United Kingdom Prime Minister Boris Johnson faced the House of Commons on Wednesday for the weekly ritual of Prime Minister’s Questions (PMQs), the last to take place before the house goes into its summer recess. Johnson’s appearance would consequently be the last PMQs of his time in power, assuming a handover to the next leader of the governing party takes place as planned on September 5th.
Trading blows with the constellation of left-wing opposition parties in Parliament over his record in office, Johnson used the final remarks of the debate to outline his own view of his legacy. Pointing out his historic election win giving the Conservatives a considerable governing majority, delivering Brexit, and rolling out coronavirus vaccines than other comparable nations, the outgoing PM said his mission was “largely accomplished, for now”. Boris said in Parliament:
The last few years have been the greatest privilege of my life. It’s true that I helped to get the biggest Tory majority for 40 years and a huge realignment in UK politics… we have transformed our democracy and restored our national independence.
We’ve helped to get this country through a pandemic and helped save another country from barbarism. And frankly, that’s enough to be going on with. Mission largely accomplished, for now… I want to thank everybody here, and hasta la vista, baby!
Johnson’s final line of “hasta la vista” was met with rapturous applause from Tory MPs in the chamber, but some will naturally wonder what exactly what was meant by the collocation of mission accomplished “for now” and the quoting of Arnold Schwarzenegger’s touchstone catchphrase, which can be understood as ‘until next time’. Not forgetting, of course, the former Californian governor’s other Terminator-era moneymaker: “I’ll be back”.
As frequently told in Westminster at the moment, Boris Johnson’s political hero is wartime leader Winston Churchill, who was unceremoniously thrown out of power after making the difficult wartime decisions but made his way back into power after six years of Labour rule. Perhaps Boris Johnson, so the scuttlebutt goes, sees himself again in that Churchillian mould and hopes to return to power when the rancour of the Covid era has passed.

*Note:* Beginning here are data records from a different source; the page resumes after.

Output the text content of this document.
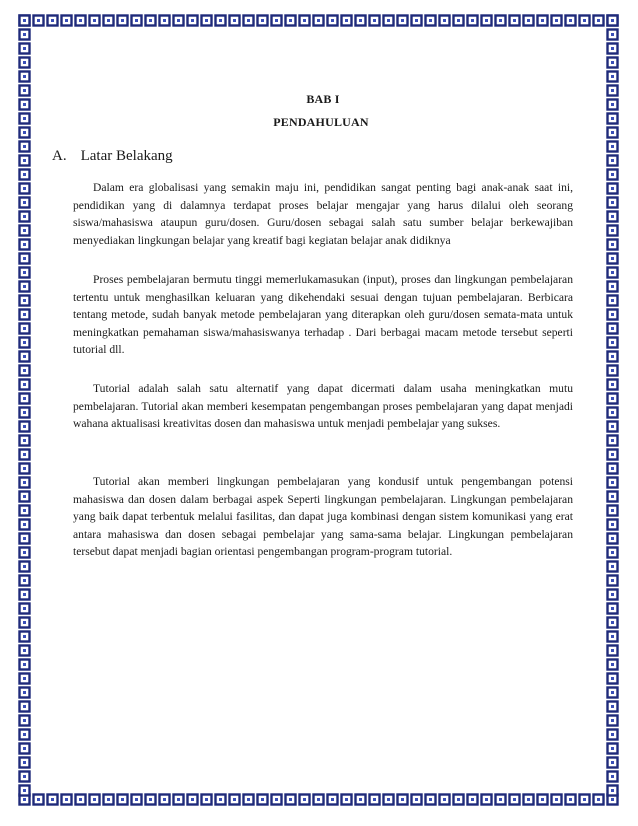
BAB I
PENDAHULUAN
A. Latar Belakang

Dalam era globalisasi yang semakin maju ini, pendidikan sangat penting bagi anak-anak saat ini, pendidikan yang di dalamnya terdapat proses belajar mengajar yang harus dilalui oleh seorang siswa/mahasiswa ataupun guru/dosen. Guru/dosen sebagai salah satu sumber belajar berkewajiban menyediakan lingkungan belajar yang kreatif bagi kegiatan belajar anak didiknya

Proses pembelajaran bermutu tinggi memerlukamasukan (input), proses dan lingkungan pembelajaran tertentu untuk menghasilkan keluaran yang dikehendaki sesuai dengan tujuan pembelajaran. Berbicara tentang metode, sudah banyak metode pembelajaran yang diterapkan oleh guru/dosen semata-mata untuk meningkatkan pemahaman siswa/mahasiswanya terhadap . Dari berbagai macam metode tersebut seperti tutorial dll.

Tutorial adalah salah satu alternatif yang dapat dicermati dalam usaha meningkatkan mutu pembelajaran. Tutorial akan memberi kesempatan pengembangan proses pembelajaran yang dapat menjadi wahana aktualisasi kreativitas dosen dan mahasiswa untuk menjadi pembelajar yang sukses.

Tutorial akan memberi lingkungan pembelajaran yang kondusif untuk pengembangan potensi mahasiswa dan dosen dalam berbagai aspek Seperti lingkungan pembelajaran. Lingkungan pembelajaran yang baik dapat terbentuk melalui fasilitas, dan dapat juga kombinasi dengan sistem komunikasi yang erat antara mahasiswa dan dosen sebagai pembelajar yang sama-sama belajar. Lingkungan pembelajaran tersebut dapat menjadi bagian orientasi pengembangan program-program tutorial.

Perhaps. The fact is Conservative leaders once enjoyed unimaginably long terms of service: Stanley Baldwin enjoyed 13 years from the 1920s, Churchill 15 years, Ted Heath ten years to 1975. Thatcher too had 15 years at the helm of her party. These days the Conservatives cycle through leaders faster than parliamentary terms: Boris and his predecessor May barely scraped three years apiece.
Making a Prime Ministerial comeback isn’t impossible: Harold Wilson was the last with a split term. But taking back control of the Conservative Party? That would be a first.